FWC to decide if penalties are still relevant.

Are penalty rates compatible with modern business practices? It’s a question the government is set to grapple with, having asked the Fair Work Commission to investigate whether penalties are still relevant in the modern employment environment.

It’s also a question  HR pros need to come to grips with when employing staff who sit outside existing wage arrangements, but who may have to work on weekends or outside regular hours. Is simply paying staff more for those hours the way forward, or are there other incentives available?

In an article in The Conversation, University of Canberra’s economics professor Phil Lewis argues penalty rates would increase staff turnover, reduce unemployment and ultimately benefit the business bottom line.

So what’s the answer? Last year, then-Prime Minister Julia Gillard moved to enshrine penalty rates in an amendment to the Fair Work Act, a tactic that was met angrily by employer groups.

“If implemented, the proposal would reduce the flexibility of the award system and poorly impact on a range of sectors, including the fast food sector that employs a significant number of people,” ” Ai Group CEO Innes Willox said at the time. “The proposal would put unreasonable restrictions on both employers and employees who trade off penalty rates for longer leave provisions.”

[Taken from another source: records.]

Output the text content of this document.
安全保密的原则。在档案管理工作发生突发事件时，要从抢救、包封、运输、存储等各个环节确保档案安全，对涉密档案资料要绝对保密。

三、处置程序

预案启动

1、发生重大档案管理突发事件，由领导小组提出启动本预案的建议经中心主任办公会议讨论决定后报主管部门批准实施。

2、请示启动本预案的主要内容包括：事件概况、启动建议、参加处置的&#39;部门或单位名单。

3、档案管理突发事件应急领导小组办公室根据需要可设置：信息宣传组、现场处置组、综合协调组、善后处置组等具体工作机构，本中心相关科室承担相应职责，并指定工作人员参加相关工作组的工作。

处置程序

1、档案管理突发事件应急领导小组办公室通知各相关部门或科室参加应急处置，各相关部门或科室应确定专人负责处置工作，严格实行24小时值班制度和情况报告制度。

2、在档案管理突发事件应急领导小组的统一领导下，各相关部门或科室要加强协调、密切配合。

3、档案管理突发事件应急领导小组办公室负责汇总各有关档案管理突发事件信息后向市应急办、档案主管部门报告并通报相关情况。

The implication for HR pros is clear – inflexible penalty rate arrangements  nibble at  the bottom line, and also reduce amenity to employees, who may wish to trade penalties for other, non-monetary incentives.

“Businesses would increase turnover and would be better able to manage in a more efficient way,” wrote Lewis. “There would be more employment as turnover increased. There would be greater choice of shifts available. There would be more employment opportunities for the unemployed.”